The ICAC is subject to close public scrutiny through the mass media.
* Advisory Committees
There are four advisory committees comprising prominent citizens appointed by the Chief Executive and chaired by civilian members to oversee the work of the ICAC. More
* ICAC Complaints Committee
The Independent ICAC Complaints Committee monitors and reviews all non-criminal complaints against the ICAC or its staff. The Committee is chaired by an Executive Councillor and includes members of the Legislative Council and prominent members of the community appointed by the Chief Executive. More
* Internal Monitoring
The ICAC demands a high standard of integrity from its staff. Since its inception, an internal investigation and monitoring unit, L Group, has been established to investigate all allegations of corruption and related offences made against the ICAC staff.

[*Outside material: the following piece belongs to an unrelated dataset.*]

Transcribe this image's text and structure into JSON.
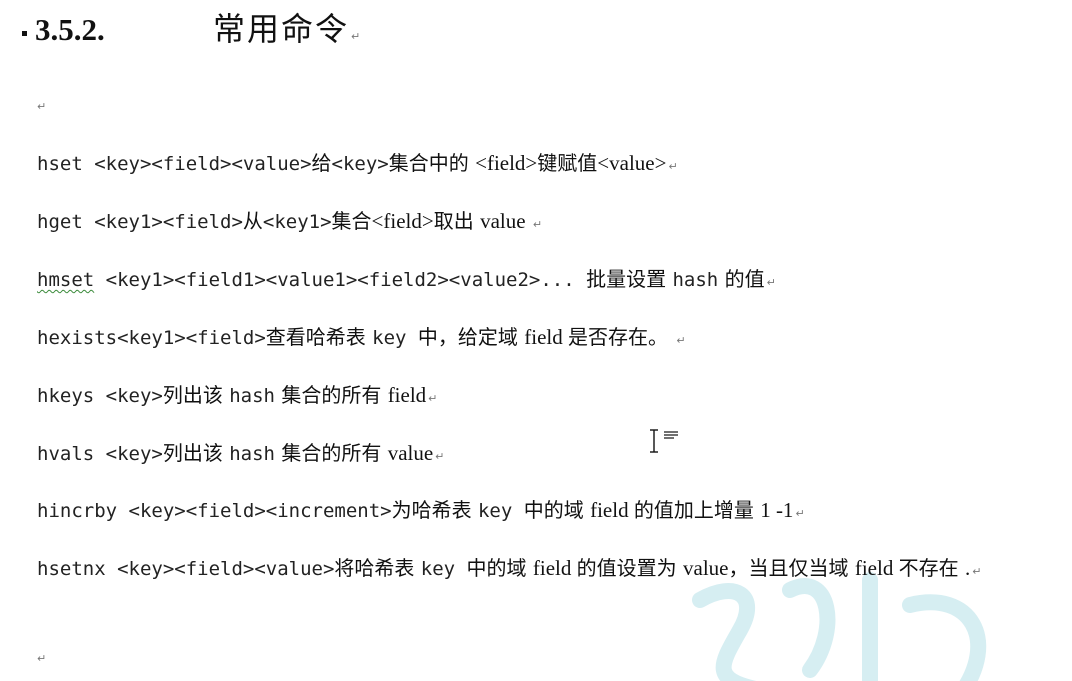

There are four advisory committees comprising prominent citizens appointed by the Chief Executive to oversee the work of the ICAC. All four advisory committees are chaired by civilian members.
Read more details here.
Compare yourself by visiting the Hong Kong ICAC Website and our very own MACC Website
The conclusion is that our MACC will only act upon receiving complainer's report with evidence. No evidence, no case? This is truly Malaysia
My suggestions on how and what the MACC scope of work should be.
"Prevention is better than cure"
MACC must go down to the ground and get dirty to prevent or minimise any kind of corruptions from taking place. Disguise yourself and mix around at areas that are potential for corruptions to take place. Do I need to tell you where to start looking?
Haul in all existing corrupter.
Sniff around, search for evidences, bank accounts, properties and the simplest action is to look at those who are living beyond their means and lifestyle.
You need not wait for "report with evidence" which you can wait till the cow comes home and you will not get one.
Without Fear and Favor.
MACC must act without Fear Or Favor to prove that they are truly a professional body with integrity.